A 6ª Turma do Tribunal Regional do Trabalho da 4ª Região (TRT-RS) confirmou o direito de um motorista de caminhão de coleta de lixo ao adicional de insalubridade em grau máximo. A decisão manteve, no aspecto, sentença da juíza Rachel de Souza Carneiro, da 2ª Vara do Trabalho de Rio Grande.
O motorista atuou na condução de caminhões entre 2021 e 2023. Inicialmente, ele transportava materiais como areia, galhos e detritos do gênero, que eram descartados no depósito de materiais inertes. Após seis meses de contrato, passou a realizar a coleta de entulhos e resíduos urbanos, incluindo restos de animais, em diversos bairros. O descarregamento era feito no lixão municipal, ocorrendo cerca de quatro vezes por dia. O motorista era responsável por abrir e fechar a tampa da caçamba do caminhão, manualmente, no lixão.
O trabalhador argumentou que desempenhou suas atividades em condições prejudiciais à saúde, exposto a agentes nocivos sem a proteção necessária. Ele defendeu que o contato frequente com o lixo urbano e a necessidade de frequentar locais de descarte garantiam o direito ao adicional em grau máximo, conforme as normas regulamentadoras vigentes (Anexo 14 da NR-15).
A empregadora alegou que o trabalhador transportava apenas material inerte e não lixo urbano. Sustentou que a exposição ocorria apenas na descarga do material, quatro vezes por jornada, por 25 a 30 minutos.
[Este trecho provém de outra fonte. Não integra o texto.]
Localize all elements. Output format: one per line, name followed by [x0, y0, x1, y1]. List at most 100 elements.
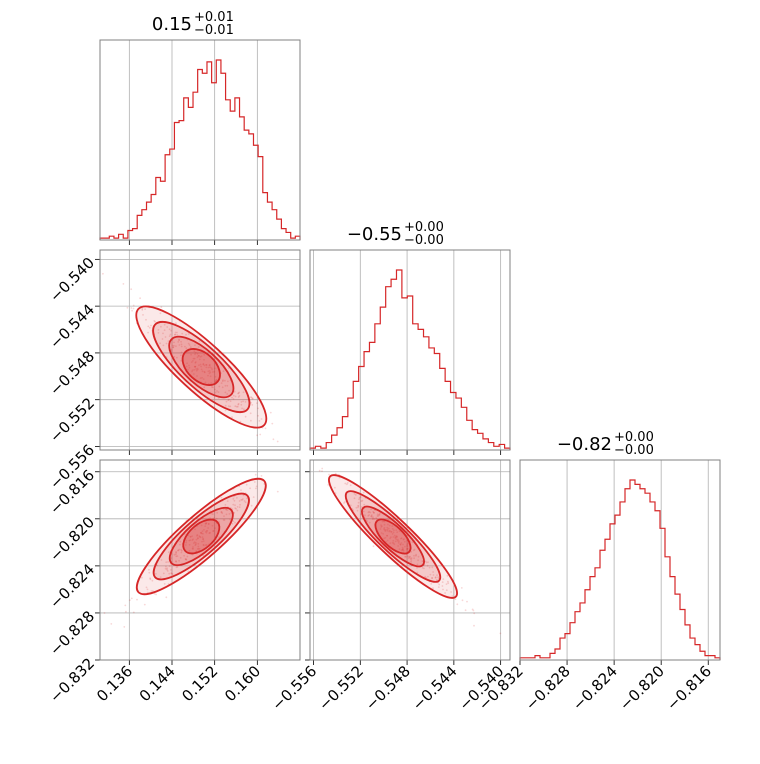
- scatter-point: [175, 555, 178, 558]
- scatter-point: [217, 391, 220, 393]
- scatter-point: [204, 530, 207, 533]
- scatter-point: [170, 557, 173, 560]
- scatter-point: [396, 531, 399, 534]
- scatter-point: [209, 375, 212, 378]
- scatter-point: [139, 297, 142, 300]
- scatter-point: [363, 503, 366, 506]
- scatter-point: [237, 402, 240, 405]
- scatter-point: [192, 357, 195, 360]
- scatter-point: [397, 538, 399, 541]
- scatter-point: [179, 540, 182, 543]
- scatter-point: [426, 564, 429, 567]
- scatter-point: [110, 623, 113, 625]
- scatter-point: [205, 522, 208, 525]
- scatter-point: [388, 529, 391, 532]
- scatter-point: [197, 547, 200, 550]
- scatter-point: [231, 396, 233, 399]
- scatter-point: [132, 304, 135, 307]
- scatter-point: [181, 332, 184, 335]
- scatter-point: [180, 343, 183, 346]
- scatter-point: [362, 510, 365, 513]
- scatter-point: [357, 504, 360, 507]
- scatter-point: [397, 545, 399, 547]
- scatter-point: [174, 333, 176, 336]
- scatter-point: [163, 323, 166, 326]
- scatter-point: [218, 385, 221, 388]
- scatter-point: [126, 306, 129, 309]
- scatter-point: [403, 538, 405, 540]
- scatter-point: [413, 554, 415, 557]
- scatter-point: [442, 578, 445, 580]
- scatter-point: [208, 370, 211, 372]
- scatter-point: [143, 603, 146, 606]
- scatter-point: [386, 534, 389, 537]
- scatter-point: [434, 577, 437, 579]
- scatter-point: [198, 354, 200, 357]
- scatter-point: [154, 320, 157, 323]
- scatter-point: [200, 531, 203, 534]
- scatter-point: [199, 536, 202, 539]
- scatter-point: [151, 579, 154, 582]
- scatter-point: [193, 365, 196, 368]
- scatter-point: [406, 545, 409, 548]
- scatter-point: [194, 365, 197, 368]
- scatter-point: [434, 576, 437, 579]
- scatter-point: [171, 573, 174, 575]
- scatter-point: [406, 544, 409, 547]
- scatter-point: [202, 544, 205, 546]
- scatter-point: [207, 522, 210, 525]
- scatter-point: [205, 364, 208, 366]
- scatter-point: [357, 501, 360, 504]
- scatter-point: [149, 578, 152, 581]
- scatter-point: [244, 401, 247, 403]
- scatter-point: [384, 536, 387, 539]
- scatter-point: [194, 361, 197, 363]
- scatter-point: [199, 532, 202, 534]
- scatter-point: [359, 496, 362, 498]
- scatter-point: [180, 548, 183, 551]
- scatter-point: [220, 496, 223, 499]
- scatter-point: [471, 608, 474, 611]
- scatter-point: [221, 512, 224, 515]
- scatter-point: [201, 376, 204, 379]
- scatter-point: [189, 535, 192, 538]
- scatter-point: [388, 530, 391, 533]
- scatter-point: [378, 513, 380, 516]
- scatter-point: [251, 397, 254, 400]
- scatter-point: [167, 561, 169, 563]
- scatter-point: [163, 583, 166, 585]
- scatter-point: [224, 409, 227, 412]
- scatter-point: [395, 535, 398, 537]
- scatter-point: [188, 543, 191, 546]
- scatter-point: [421, 560, 424, 563]
- scatter-point: [162, 572, 165, 575]
- scatter-point: [173, 344, 175, 347]
- scatter-point: [194, 544, 197, 547]
- scatter-point: [410, 560, 412, 563]
- scatter-point: [242, 494, 245, 497]
- scatter-point: [386, 529, 389, 532]
- scatter-point: [372, 545, 375, 548]
- scatter-point: [195, 538, 198, 541]
- scatter-point: [197, 545, 200, 548]
- x-tick-label: −0.816: [663, 662, 715, 714]
- scatter-point: [166, 326, 169, 328]
- scatter-point: [187, 570, 190, 573]
- scatter-point: [132, 307, 135, 310]
- scatter-point: [220, 382, 223, 384]
- scatter-point: [229, 400, 232, 403]
- scatter-point: [165, 342, 168, 345]
- scatter-point: [431, 577, 433, 580]
- scatter-point: [226, 500, 229, 502]
- scatter-point: [176, 334, 179, 336]
- scatter-point: [241, 407, 244, 410]
- scatter-point: [195, 369, 198, 372]
- scatter-point: [187, 368, 189, 371]
- panel-title-lower: −0.00: [404, 233, 444, 248]
- scatter-point: [131, 309, 134, 312]
- scatter-point: [276, 490, 279, 493]
- scatter-point: [376, 513, 379, 516]
- scatter-point: [386, 518, 389, 521]
- scatter-point: [145, 318, 147, 321]
- scatter-point: [403, 540, 406, 543]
Na sua visão, a exposição era eventual e não configuraria o contato permanente necessário para a caracterização da insalubridade em grau máximo.
Na decisão de primeiro grau, a juíza Rachel de Souza Carneiro acolheu a conclusão da perícia técnica, no sentido de que o motorista frequentava regularmente local com armazenamento de lixo urbano e restos de animais, sendo "inerente à ocupação do obreiro o envolvimento comum e direto em procedimentos considerados de risco máximo pela legislação vigente". A juíza destacou que a contaminação por riscos biológicos pode ocorrer por diversas vias, como a respiratória, e não apenas pelo contato direto com as mãos.
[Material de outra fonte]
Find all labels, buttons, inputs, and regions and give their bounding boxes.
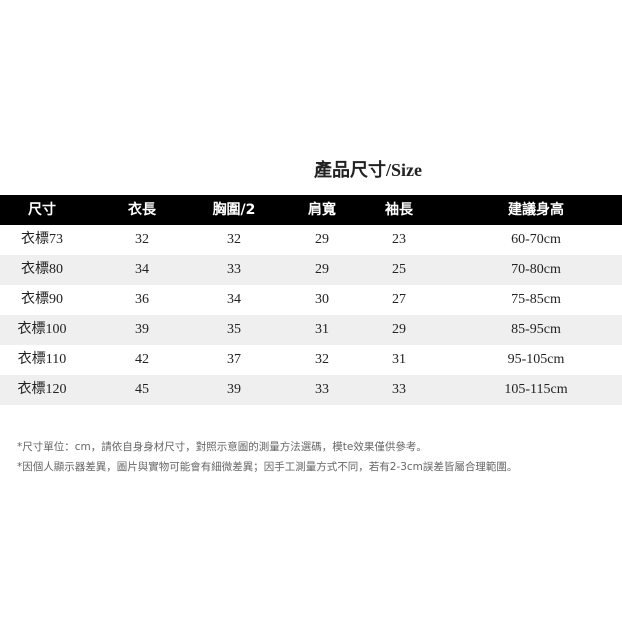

A empresa recorreu da sentença para o TRT-RS. A relatora do caso na 6ª Turma, desembargadora Simone Maria Nunes, reforçou esse entendimento, destacando que a avaliação para agentes biológicos é qualitativa e independe do tempo de exposição.
A relatora registrou que "o risco de contaminação por agentes biológicos não se afasta pela permanência do motorista na cabine, pois o ambiente não está protegido de resíduos contaminantes". Além disso, a magistrada enfatizou que havia contato direto com materiais de lixo urbano e restos de animais, uma vez que o motorista efetuava a abertura da caçamba manualmente no lixão.
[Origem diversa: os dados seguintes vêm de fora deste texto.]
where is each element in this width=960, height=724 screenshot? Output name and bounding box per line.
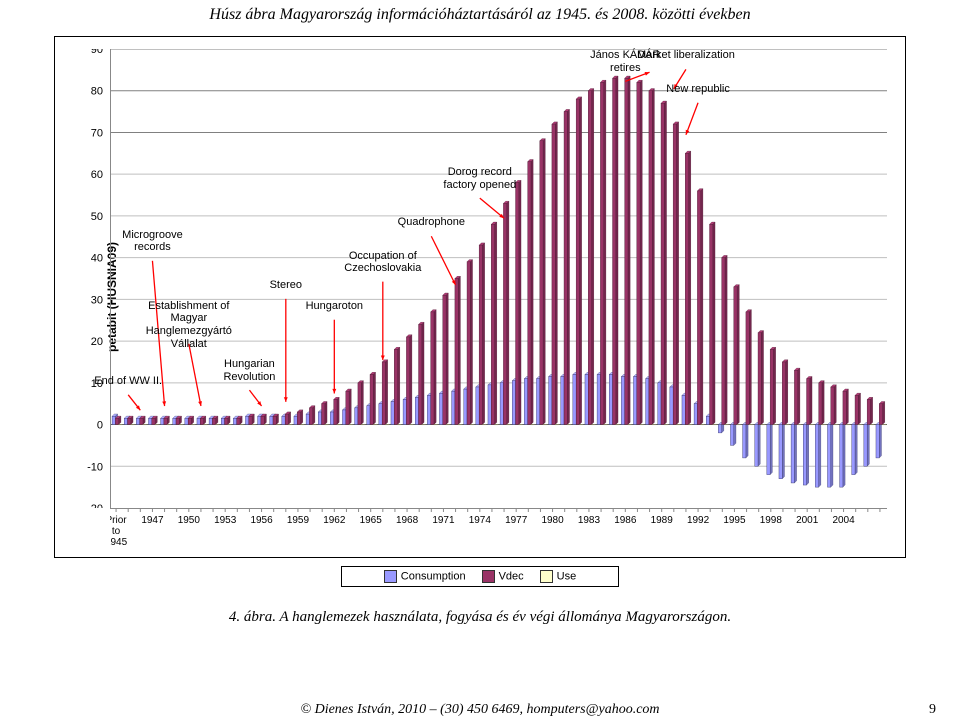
plot-area [110, 49, 887, 509]
svg-text:1983: 1983 [578, 515, 601, 526]
svg-text:2004: 2004 [832, 515, 855, 526]
svg-text:1962: 1962 [323, 515, 346, 526]
svg-text:70: 70 [91, 127, 103, 139]
svg-text:40: 40 [91, 253, 103, 265]
svg-text:1953: 1953 [214, 515, 237, 526]
footer-credit: © Dienes István, 2010 – (30) 450 6469, h… [0, 702, 960, 718]
y-axis: -20 -10 0 10 20 30 40 50 60 70 80 90 [55, 49, 110, 508]
svg-text:80: 80 [91, 86, 103, 98]
legend-item: Consumption [384, 570, 466, 583]
svg-text:1980: 1980 [541, 515, 564, 526]
svg-text:-20: -20 [87, 503, 103, 508]
page-number: 9 [929, 702, 936, 718]
page-title: Húsz ábra Magyarország információháztart… [0, 0, 960, 26]
svg-text:1959: 1959 [287, 515, 310, 526]
svg-text:1986: 1986 [614, 515, 637, 526]
svg-text:1947: 1947 [141, 515, 164, 526]
svg-text:2001: 2001 [796, 515, 819, 526]
legend: Consumption Vdec Use [341, 566, 619, 587]
svg-text:1977: 1977 [505, 515, 528, 526]
svg-text:90: 90 [91, 49, 103, 56]
svg-text:1950: 1950 [178, 515, 201, 526]
svg-text:1971: 1971 [432, 515, 455, 526]
legend-item: Use [540, 570, 577, 583]
svg-text:1992: 1992 [687, 515, 710, 526]
svg-text:1989: 1989 [651, 515, 674, 526]
svg-text:0: 0 [97, 420, 103, 432]
svg-text:to: to [112, 526, 121, 537]
chart-container: petabit (HUSNIA09) Priorto19451947195019… [54, 36, 906, 558]
svg-text:1945: 1945 [110, 537, 128, 548]
svg-text:30: 30 [91, 294, 103, 306]
svg-text:1995: 1995 [723, 515, 746, 526]
svg-text:1965: 1965 [360, 515, 383, 526]
legend-item: Vdec [482, 570, 524, 583]
svg-text:10: 10 [91, 378, 103, 390]
svg-text:1956: 1956 [250, 515, 273, 526]
svg-text:1998: 1998 [760, 515, 783, 526]
chart-svg [111, 49, 887, 508]
figure-caption: 4. ábra. A hanglemezek használata, fogyá… [0, 609, 960, 626]
svg-text:1974: 1974 [469, 515, 492, 526]
svg-text:1968: 1968 [396, 515, 419, 526]
x-axis: Priorto1945 1947 1950 1953 1956 1959 1962 1965 1… [110, 509, 886, 557]
svg-text:50: 50 [91, 211, 103, 223]
svg-text:60: 60 [91, 169, 103, 181]
svg-text:Prior: Prior [110, 515, 127, 526]
svg-text:20: 20 [91, 336, 103, 348]
svg-text:-10: -10 [87, 461, 103, 473]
Foram excluídos da condenação os seis primeiros meses de contrato, porque nesse período não havia contato com agentes patogênicos. O Município de Rio Grande, tomador dos serviços, foi condenado de forma subsidiária.
Além da relatora, participaram do julgamento as desembargadoras Beatriz Renck e Maria Cristina Schaan Ferreira.
A empregadora e o Município recorreram da decisão para o Tribunal Superior do Trabalho (TST).